The Awards of Excellence Walking Tour is - hands down - my favorite part of every ACC Show. Everyone gathers at the Council booth, and off we go to surprise the winning artists. This year's San Francisco jurors were Mike Holmes, co-owner of Velvet da Vinci, and Ted Cohen, an exhibition designer who works with institutions such as the Museum of Craft and Design and the Museum of Craft and Folk Art. It was a supreme treat to listen to these veterans of the studio craft world as they bestowed four awards of excellence.

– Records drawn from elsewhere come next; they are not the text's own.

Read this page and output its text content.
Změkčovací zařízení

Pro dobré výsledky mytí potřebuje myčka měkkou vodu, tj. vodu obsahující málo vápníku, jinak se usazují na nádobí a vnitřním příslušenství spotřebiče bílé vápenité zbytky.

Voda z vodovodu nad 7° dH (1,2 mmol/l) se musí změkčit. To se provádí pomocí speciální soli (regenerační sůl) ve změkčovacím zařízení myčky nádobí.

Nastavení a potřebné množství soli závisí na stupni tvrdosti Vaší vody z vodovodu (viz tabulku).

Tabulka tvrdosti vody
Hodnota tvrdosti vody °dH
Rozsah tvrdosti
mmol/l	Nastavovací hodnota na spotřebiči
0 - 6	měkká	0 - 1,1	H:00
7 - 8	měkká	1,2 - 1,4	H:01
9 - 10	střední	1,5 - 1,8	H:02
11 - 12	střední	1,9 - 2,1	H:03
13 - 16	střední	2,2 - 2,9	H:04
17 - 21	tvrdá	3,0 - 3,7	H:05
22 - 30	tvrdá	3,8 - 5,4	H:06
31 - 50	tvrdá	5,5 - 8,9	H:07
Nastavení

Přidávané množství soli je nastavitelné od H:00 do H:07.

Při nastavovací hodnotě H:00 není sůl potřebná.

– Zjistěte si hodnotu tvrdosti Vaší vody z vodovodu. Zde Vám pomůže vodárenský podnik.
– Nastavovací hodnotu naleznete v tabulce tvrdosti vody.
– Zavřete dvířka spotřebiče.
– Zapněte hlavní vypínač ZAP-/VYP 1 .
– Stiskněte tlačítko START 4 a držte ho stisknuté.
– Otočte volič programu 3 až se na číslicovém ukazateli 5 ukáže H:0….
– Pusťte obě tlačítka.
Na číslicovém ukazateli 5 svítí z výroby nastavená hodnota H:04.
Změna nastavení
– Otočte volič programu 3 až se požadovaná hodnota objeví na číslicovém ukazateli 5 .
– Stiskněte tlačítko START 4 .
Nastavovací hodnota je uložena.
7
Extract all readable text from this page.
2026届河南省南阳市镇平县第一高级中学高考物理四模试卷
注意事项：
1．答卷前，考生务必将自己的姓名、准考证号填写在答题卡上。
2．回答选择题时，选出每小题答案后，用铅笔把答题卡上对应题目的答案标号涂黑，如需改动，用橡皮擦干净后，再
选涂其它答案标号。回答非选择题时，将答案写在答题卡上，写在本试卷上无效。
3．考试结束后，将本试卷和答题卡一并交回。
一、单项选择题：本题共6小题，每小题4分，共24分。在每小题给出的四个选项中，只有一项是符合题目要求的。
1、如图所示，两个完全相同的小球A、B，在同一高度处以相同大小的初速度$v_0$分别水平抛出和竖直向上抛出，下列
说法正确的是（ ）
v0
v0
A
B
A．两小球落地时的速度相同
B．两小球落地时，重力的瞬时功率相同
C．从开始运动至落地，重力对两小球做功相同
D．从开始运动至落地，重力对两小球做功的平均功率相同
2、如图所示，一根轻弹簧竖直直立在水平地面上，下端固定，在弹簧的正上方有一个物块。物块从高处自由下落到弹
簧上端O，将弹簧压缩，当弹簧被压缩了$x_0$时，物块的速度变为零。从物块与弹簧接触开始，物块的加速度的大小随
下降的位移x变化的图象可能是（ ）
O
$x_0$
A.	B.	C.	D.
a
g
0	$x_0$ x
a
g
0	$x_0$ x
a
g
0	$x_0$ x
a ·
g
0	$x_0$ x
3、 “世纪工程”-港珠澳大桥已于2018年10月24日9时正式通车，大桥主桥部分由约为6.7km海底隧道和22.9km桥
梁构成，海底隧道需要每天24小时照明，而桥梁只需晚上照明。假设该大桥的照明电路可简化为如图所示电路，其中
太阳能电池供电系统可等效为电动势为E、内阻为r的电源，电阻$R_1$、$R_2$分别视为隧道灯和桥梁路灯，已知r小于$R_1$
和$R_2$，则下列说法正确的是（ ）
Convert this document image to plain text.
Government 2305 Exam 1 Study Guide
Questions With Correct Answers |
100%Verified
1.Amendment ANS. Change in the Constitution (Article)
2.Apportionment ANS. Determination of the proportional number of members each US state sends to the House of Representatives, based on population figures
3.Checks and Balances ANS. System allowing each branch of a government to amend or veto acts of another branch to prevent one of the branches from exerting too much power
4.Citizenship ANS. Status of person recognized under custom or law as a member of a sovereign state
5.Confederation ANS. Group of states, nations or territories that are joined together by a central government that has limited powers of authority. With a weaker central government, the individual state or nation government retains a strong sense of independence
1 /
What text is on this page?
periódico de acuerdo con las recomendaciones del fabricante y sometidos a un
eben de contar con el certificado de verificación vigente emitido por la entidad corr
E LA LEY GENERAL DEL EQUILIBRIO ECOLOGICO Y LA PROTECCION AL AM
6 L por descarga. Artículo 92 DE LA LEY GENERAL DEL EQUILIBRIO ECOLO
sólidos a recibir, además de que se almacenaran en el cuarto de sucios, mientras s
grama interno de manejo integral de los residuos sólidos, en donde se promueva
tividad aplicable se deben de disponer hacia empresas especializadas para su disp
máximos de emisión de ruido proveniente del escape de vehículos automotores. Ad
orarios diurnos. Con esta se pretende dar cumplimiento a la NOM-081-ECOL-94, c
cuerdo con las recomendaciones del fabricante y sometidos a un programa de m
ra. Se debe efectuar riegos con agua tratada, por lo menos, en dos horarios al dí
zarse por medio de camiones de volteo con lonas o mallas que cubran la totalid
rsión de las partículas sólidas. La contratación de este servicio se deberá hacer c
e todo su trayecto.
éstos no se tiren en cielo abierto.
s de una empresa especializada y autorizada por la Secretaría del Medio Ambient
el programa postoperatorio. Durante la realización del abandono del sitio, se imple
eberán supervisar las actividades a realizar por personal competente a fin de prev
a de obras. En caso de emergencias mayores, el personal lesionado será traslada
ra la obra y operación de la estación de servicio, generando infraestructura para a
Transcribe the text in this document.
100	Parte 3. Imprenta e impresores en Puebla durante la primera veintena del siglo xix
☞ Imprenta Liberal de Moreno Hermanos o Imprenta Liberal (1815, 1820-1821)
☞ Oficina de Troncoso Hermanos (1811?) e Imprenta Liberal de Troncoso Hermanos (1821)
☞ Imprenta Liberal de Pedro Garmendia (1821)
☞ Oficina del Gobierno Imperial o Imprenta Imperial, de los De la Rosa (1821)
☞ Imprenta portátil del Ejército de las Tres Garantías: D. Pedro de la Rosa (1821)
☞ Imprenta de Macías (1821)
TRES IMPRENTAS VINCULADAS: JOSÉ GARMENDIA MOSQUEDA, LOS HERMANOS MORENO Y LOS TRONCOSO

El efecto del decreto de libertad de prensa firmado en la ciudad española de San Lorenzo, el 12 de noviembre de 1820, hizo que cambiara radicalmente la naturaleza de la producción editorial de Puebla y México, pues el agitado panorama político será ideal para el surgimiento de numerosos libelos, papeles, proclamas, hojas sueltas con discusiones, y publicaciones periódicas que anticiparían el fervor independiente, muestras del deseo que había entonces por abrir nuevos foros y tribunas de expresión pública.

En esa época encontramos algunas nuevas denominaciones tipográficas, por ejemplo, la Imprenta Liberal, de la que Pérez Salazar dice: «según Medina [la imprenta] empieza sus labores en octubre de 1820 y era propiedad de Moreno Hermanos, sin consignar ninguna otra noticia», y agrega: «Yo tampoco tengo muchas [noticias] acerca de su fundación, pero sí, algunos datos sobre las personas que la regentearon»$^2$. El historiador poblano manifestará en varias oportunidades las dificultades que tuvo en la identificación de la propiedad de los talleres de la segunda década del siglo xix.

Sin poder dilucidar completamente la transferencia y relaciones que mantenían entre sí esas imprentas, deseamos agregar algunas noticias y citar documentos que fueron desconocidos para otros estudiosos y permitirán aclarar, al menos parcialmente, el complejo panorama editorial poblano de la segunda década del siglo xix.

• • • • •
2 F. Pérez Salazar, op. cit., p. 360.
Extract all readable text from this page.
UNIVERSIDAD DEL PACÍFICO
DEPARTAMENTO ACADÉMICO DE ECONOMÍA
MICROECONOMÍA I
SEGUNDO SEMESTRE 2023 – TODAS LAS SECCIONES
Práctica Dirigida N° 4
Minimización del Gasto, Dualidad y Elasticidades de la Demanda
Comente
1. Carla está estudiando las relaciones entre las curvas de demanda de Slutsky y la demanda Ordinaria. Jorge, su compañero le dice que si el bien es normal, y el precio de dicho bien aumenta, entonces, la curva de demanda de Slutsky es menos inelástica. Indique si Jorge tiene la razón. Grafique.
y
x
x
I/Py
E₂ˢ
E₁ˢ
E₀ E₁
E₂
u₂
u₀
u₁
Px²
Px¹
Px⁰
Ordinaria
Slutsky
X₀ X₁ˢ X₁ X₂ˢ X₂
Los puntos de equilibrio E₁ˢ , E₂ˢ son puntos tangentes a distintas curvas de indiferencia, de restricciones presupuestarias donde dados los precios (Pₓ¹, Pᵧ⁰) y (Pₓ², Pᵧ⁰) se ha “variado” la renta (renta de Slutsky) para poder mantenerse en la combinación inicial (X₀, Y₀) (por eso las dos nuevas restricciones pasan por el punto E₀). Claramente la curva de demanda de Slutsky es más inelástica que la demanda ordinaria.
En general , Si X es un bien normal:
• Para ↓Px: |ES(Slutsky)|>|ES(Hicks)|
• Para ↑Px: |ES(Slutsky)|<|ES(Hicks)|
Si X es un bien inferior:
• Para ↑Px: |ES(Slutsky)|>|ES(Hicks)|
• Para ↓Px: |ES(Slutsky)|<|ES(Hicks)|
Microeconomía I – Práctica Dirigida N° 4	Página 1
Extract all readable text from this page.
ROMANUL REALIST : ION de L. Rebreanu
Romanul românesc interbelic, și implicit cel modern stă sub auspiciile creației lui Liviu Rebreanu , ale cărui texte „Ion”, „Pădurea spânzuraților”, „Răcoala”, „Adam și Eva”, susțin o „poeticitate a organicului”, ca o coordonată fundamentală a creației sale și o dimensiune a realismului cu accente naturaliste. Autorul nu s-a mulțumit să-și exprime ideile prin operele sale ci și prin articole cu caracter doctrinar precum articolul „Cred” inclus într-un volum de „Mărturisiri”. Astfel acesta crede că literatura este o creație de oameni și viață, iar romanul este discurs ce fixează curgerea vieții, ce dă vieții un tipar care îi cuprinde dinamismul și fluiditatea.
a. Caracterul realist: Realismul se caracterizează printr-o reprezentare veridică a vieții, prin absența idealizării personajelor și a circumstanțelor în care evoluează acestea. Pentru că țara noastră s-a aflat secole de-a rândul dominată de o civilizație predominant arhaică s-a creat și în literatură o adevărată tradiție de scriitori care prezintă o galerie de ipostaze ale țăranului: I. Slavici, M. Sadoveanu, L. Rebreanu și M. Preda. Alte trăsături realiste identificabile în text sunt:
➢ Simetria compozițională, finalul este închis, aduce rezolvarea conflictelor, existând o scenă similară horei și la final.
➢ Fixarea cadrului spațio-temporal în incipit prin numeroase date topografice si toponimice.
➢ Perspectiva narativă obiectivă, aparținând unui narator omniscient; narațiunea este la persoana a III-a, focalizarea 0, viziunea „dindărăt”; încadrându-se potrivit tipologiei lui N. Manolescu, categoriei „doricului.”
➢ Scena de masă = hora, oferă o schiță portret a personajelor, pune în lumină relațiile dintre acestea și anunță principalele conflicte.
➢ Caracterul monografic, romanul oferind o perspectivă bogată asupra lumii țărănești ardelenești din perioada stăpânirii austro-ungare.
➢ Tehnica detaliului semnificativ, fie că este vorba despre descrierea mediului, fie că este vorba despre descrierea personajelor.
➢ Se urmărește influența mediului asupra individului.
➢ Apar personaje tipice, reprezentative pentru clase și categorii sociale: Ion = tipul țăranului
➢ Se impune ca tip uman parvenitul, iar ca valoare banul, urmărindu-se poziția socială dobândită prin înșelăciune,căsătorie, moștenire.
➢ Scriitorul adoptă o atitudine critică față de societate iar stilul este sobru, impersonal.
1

Here's what they had to say:

Judith Kinghorn
Kinghorn's jewelry is a "glorious combination of spectacular workmanship and beautiful design," Holmes said. "The more you look at [her pieces], the more you realize what goes into them." The men praised Kinghorn's immaculate technique and the timeless quality of her quiet, thoughtful jewelry.

Morgan Madison
Madison's kiln-formed and cold-worked glass compositions caught the jurors' attention for revitalizing, even reinventing a technique they've seen often at shows - but never like this, they stressed. Beautiful design, flawless execution. Madison's work is "a breath of fresh air," Cohen said. "It has a wonderful, free look to it."

Francesca Vitali
Vitali's innovative paper jewelry clearly captured the jurors' affections. "One of trends [in jewelry] is including nontraditional materials," Holmes said - and Vitali does it superbly, taking a "humble material" and transforming it through "wonderful technique." Cohen additionally praised her "good, smart booth design," with its white paper walls.

James Aarons
Aarons' creative use of a corner location earned the ceramic artist the award for booth design. "It goes with the quality of the work," Cohen said - high praise from the expert exhibition designer. Aarons placed walls on the outside edge of his booth's footprint, creating a booth that people walk around instead of into. One wall is white; the other is black, allowing him to show off a range of work to its advantage. "It almost feels like two spaces," Holmes says.